Epps was working as a marketing manager for a California telecommunications company when, after receiving one too many customer complaints about “lines going through the Lifetime channel,” she asked herself, “Is this really what I want to do with my life?”
She enrolled in a Los Angeles Unified School District (LAUSD) program that offered the chance to begin teaching while she worked on getting credentialed. “I didn’t know if I’d be any good at teaching, but it sounded like something ‘more,’” Epps said.
Despite her inexperience, she was placed in a school in Watts, a neighborhood long plaguedby gang violence and poverty. “From that very first class of third-graders I had—who needed so much and were so far behind, but whom I knew I could do something for—I just had an instant love for the job,” she explained.
Not all of her fellow teachers shared her passion, she noticed. “I realized if we all weren’t working [equally] hard, then we weren’t going to change these kids’ lives.”

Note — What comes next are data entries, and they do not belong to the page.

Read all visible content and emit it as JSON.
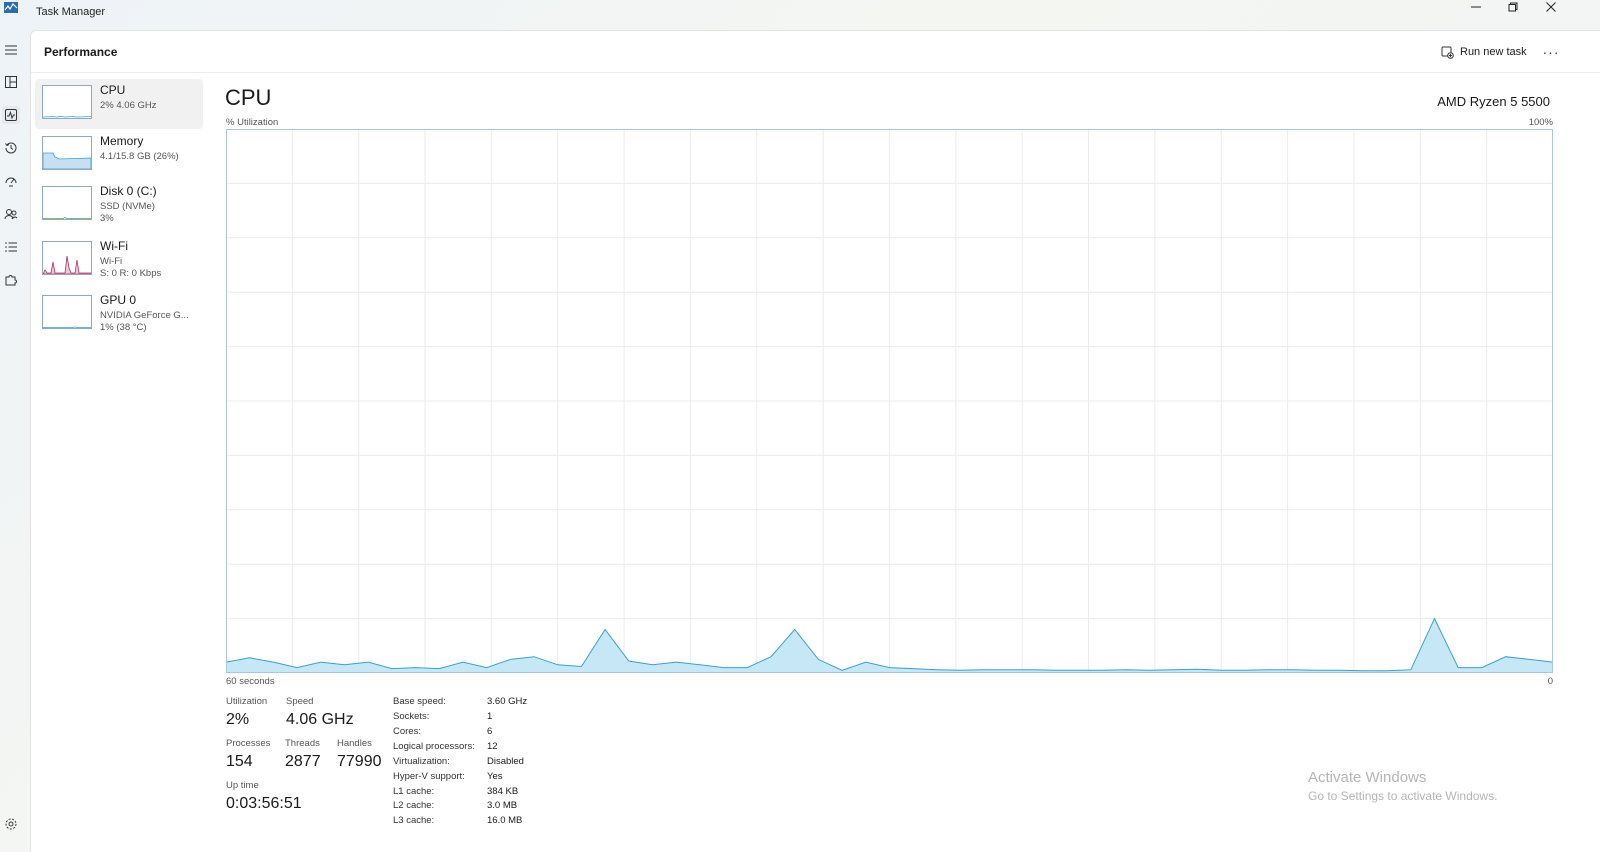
{
  "window": {
    "title": "Task Manager"
  },
  "header": {
    "title": "Performance",
    "run_task_label": "Run new task",
    "more_label": "···"
  },
  "sidebar": {
    "items": [
      {
        "name": "CPU",
        "sub1": "2%  4.06 GHz",
        "sub2": ""
      },
      {
        "name": "Memory",
        "sub1": "4.1/15.8 GB (26%)",
        "sub2": ""
      },
      {
        "name": "Disk 0 (C:)",
        "sub1": "SSD (NVMe)",
        "sub2": "3%"
      },
      {
        "name": "Wi-Fi",
        "sub1": "Wi-Fi",
        "sub2": "S: 0 R: 0 Kbps"
      },
      {
        "name": "GPU 0",
        "sub1": "NVIDIA GeForce G...",
        "sub2": "1% (38 °C)"
      }
    ]
  },
  "cpu": {
    "title": "CPU",
    "model": "AMD Ryzen 5 5500",
    "util_label": "% Utilization",
    "util_max": "100%",
    "x_left": "60 seconds",
    "x_right": "0"
  },
  "chart_data": {
    "type": "area",
    "x_label": "60 seconds",
    "ylim": [
      0,
      100
    ],
    "grid": true,
    "values": [
      2,
      2.8,
      2,
      1,
      2,
      1.5,
      2,
      0.8,
      1,
      0.8,
      2,
      1,
      2.5,
      3,
      1.5,
      1.2,
      8,
      2.2,
      1.5,
      2,
      1.5,
      1,
      1,
      3,
      8,
      2.5,
      0.5,
      2,
      1,
      0.8,
      0.6,
      0.5,
      0.6,
      0.6,
      0.6,
      0.5,
      0.5,
      0.5,
      0.6,
      0.5,
      0.6,
      0.7,
      0.5,
      0.5,
      0.6,
      0.6,
      0.5,
      0.5,
      0.4,
      0.4,
      0.6,
      10,
      1,
      1,
      3,
      2.5,
      2
    ]
  },
  "stats": {
    "utilization_label": "Utilization",
    "utilization_value": "2%",
    "speed_label": "Speed",
    "speed_value": "4.06 GHz",
    "processes_label": "Processes",
    "processes_value": "154",
    "threads_label": "Threads",
    "threads_value": "2877",
    "handles_label": "Handles",
    "handles_value": "77990",
    "uptime_label": "Up time",
    "uptime_value": "0:03:56:51"
  },
  "specs": [
    {
      "label": "Base speed:",
      "value": "3.60 GHz"
    },
    {
      "label": "Sockets:",
      "value": "1"
    },
    {
      "label": "Cores:",
      "value": "6"
    },
    {
      "label": "Logical processors:",
      "value": "12"
    },
    {
      "label": "Virtualization:",
      "value": "Disabled"
    },
    {
      "label": "Hyper-V support:",
      "value": "Yes"
    },
    {
      "label": "L1 cache:",
      "value": "384 KB"
    },
    {
      "label": "L2 cache:",
      "value": "3.0 MB"
    },
    {
      "label": "L3 cache:",
      "value": "16.0 MB"
    }
  ],
  "watermark": {
    "title": "Activate Windows",
    "subtitle": "Go to Settings to activate Windows."
  },
  "colors": {
    "cpu_line": "#3b9fd1",
    "cpu_fill": "#c6e7f6",
    "wifi_line": "#b0306a",
    "grid": "#ececec",
    "graph_border": "#a9c6dd"
  }
}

When she was invited to become a founding teacher of Synergy Charter Academy, in 2004, she accepted not because she was an advocate for charter schools, but because she saw in the other teachers—all former LAUSD educators—the same passion she had for changing lives.
“It was an unbelievable feeling being in a group of people who had the same ideas about what these kids needed, and what we needed to do to make sure they had better options in life,” Epps said.
According to Epps, Synergy’s founders believe that every student is capable of academic success, regardless of the socioeconomic or cultural barriers that might seemingly stand in the way. They opened their school in an area of South Los Angeles where standardized test scores were among the worst in the state. Within four years, Synergy’s students were testing near the top 10th percentile statewide.
One major reason for that success was Epps, who in 2007 was named California Charter School Teacher of the Year. In 2008, she became the school’s principal, and this past spring her school was named the Best Urban Elementary School in America by the National Center for Urban School Transformation.
In July, Epps was appointed assistant chief achievement officer for Synergy Academies, which now serves over 1,300 students in grades K–12 in three schools. (She’ll take over as chief in January.) Epps oversees each school’s principal, providing guidance on curriculum design and classroom management. Synergy’s schools, which focus on STEM (science, technology, engineering, and math), are co-located with traditional LAUSD schools in underserved areas of Los Angeles—a unique arrangement that allows educators from all of the schools to collaborate on best practices to maximize student success.